Souvent, les gens ne se questionnent même pas sur leur choix. Mais, s’ils sont ouverts d’esprit, ils se rendront compte rapidement de leurs contradictions. Après, il y a des gens qui n’ont pas d’empathie et pour qui vous ne pourrez rien, mais pour les autres, il y a toujours de l’espoir même si ça peut prendre du temps et beaucoup de travail.
5| Quel(s) contenu(s) auriez-vous envie de recommander ?
On dit qu’on protège ce qu’on aime, et qu’on aime ce qu’on comprend.
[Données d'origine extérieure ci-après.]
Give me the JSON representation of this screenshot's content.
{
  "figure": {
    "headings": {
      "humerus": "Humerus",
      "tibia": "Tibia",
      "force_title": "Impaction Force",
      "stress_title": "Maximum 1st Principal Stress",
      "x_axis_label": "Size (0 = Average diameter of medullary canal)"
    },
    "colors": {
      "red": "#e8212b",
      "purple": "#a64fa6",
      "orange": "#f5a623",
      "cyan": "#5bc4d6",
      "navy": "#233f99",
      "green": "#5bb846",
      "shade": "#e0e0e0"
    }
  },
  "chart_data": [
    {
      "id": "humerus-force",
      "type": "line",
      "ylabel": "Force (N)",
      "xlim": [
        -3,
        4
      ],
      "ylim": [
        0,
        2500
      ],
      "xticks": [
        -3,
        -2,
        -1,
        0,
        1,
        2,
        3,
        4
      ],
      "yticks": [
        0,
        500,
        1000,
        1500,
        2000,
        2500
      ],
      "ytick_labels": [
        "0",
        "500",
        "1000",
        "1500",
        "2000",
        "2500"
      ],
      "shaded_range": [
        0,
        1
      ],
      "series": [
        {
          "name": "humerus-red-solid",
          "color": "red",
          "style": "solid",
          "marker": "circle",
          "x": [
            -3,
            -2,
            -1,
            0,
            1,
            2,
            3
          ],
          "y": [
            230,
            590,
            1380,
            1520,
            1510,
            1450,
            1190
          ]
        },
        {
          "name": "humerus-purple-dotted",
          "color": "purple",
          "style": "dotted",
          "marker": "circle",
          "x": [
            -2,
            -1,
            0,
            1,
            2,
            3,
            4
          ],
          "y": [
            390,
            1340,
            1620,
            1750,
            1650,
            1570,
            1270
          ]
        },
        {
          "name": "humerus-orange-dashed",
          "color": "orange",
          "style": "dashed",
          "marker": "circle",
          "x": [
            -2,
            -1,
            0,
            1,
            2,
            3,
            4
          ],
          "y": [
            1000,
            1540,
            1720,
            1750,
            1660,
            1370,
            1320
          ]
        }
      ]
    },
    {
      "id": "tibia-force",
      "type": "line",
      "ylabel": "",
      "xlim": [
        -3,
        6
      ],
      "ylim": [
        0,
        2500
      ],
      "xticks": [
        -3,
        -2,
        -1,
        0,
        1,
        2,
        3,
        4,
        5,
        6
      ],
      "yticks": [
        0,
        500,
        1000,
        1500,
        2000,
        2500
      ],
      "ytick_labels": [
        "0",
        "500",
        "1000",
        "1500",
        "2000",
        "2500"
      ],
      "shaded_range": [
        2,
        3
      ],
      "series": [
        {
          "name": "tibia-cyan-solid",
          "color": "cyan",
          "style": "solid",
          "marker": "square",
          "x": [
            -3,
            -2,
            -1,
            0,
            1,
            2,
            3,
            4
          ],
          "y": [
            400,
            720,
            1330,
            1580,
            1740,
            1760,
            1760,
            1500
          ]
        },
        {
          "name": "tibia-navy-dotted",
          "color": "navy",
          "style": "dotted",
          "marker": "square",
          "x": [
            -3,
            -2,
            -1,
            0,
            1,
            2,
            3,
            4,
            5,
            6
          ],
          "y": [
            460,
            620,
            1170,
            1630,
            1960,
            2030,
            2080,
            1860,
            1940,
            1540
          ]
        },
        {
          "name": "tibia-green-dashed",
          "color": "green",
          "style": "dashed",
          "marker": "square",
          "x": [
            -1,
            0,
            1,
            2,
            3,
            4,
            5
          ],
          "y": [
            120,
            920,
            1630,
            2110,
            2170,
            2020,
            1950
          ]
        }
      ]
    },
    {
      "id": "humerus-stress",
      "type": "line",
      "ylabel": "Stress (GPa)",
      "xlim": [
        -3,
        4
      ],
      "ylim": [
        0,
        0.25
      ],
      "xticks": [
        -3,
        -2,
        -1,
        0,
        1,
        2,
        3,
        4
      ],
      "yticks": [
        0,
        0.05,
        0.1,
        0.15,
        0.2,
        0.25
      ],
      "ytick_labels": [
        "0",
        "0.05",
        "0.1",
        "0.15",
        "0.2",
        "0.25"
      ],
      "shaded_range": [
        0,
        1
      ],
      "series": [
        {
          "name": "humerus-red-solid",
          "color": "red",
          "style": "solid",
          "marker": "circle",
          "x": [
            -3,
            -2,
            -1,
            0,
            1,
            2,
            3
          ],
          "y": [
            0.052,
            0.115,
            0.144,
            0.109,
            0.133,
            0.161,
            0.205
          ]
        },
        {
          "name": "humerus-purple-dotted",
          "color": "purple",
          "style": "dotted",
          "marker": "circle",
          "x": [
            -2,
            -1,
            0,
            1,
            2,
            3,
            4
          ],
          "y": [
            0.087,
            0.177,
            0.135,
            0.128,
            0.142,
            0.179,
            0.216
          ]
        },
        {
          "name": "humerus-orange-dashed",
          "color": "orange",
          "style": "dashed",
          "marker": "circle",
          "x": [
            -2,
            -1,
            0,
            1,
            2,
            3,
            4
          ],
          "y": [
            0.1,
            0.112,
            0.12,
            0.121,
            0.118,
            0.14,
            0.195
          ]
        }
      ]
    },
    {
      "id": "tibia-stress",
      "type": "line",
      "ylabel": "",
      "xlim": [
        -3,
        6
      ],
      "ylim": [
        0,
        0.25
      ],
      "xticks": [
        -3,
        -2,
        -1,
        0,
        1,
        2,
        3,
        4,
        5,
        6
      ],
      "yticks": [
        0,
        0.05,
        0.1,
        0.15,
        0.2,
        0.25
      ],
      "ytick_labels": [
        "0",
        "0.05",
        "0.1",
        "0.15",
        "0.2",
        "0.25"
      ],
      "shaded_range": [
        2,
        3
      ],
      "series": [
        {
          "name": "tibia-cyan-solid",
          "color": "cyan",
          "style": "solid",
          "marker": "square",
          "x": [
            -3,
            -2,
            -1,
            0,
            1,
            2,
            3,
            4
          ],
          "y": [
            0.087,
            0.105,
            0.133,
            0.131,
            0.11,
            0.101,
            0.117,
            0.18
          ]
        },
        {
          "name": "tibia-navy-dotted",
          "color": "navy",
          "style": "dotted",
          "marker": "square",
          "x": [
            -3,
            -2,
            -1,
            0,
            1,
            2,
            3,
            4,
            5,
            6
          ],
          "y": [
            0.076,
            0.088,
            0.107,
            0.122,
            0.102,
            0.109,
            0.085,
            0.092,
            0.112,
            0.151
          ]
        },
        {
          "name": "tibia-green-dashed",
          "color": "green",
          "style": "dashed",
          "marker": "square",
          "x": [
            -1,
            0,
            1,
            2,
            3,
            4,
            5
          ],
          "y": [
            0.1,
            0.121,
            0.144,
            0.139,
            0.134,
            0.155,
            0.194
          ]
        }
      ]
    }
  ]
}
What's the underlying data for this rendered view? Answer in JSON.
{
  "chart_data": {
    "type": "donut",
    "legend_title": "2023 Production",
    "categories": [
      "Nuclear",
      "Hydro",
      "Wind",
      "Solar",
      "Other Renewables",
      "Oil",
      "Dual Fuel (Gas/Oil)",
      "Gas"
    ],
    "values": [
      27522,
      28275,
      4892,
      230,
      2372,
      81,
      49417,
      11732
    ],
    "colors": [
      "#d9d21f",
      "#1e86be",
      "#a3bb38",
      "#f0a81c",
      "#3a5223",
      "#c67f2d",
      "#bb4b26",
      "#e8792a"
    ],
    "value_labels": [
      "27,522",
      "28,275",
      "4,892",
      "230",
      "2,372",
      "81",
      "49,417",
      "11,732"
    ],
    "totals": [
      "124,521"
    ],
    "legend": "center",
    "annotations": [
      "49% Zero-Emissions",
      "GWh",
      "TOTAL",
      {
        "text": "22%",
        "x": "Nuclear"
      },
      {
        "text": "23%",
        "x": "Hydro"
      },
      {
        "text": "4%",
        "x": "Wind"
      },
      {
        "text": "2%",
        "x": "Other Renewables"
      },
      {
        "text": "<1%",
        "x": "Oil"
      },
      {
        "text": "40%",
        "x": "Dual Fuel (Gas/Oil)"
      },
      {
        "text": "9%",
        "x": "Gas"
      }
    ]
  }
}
C’est pour cela que se documenter sur les sujets qui nous échappent fait partie du processus.
J’ai récemment découvert la série documentaire de France Culture intitulée “Le monde après le spécisme” que je recommande fortement à toutes les personnes qui s’intéressent au sujet. Elle n’apprendra peut-être rien aux personnes déjà sensibilisées, mais leur apportera certainement des arguments construits pour leurs futurs débats ! 😉
La nourriture ayant une place centrale dans mon bien-être, j’ai pendant longtemps eu du mal à me priver de certains aliments, mais les délicieux similicarnés et tous les comptes véganes sur les réseaux qui ont vu le jour m’ont énormément aidée : @melanie_en_veganie, @accidentellementvegan, @dr.vegan, etc.

Céline aidant des pigeons (dont un huppé!) à Pompidou, Paris.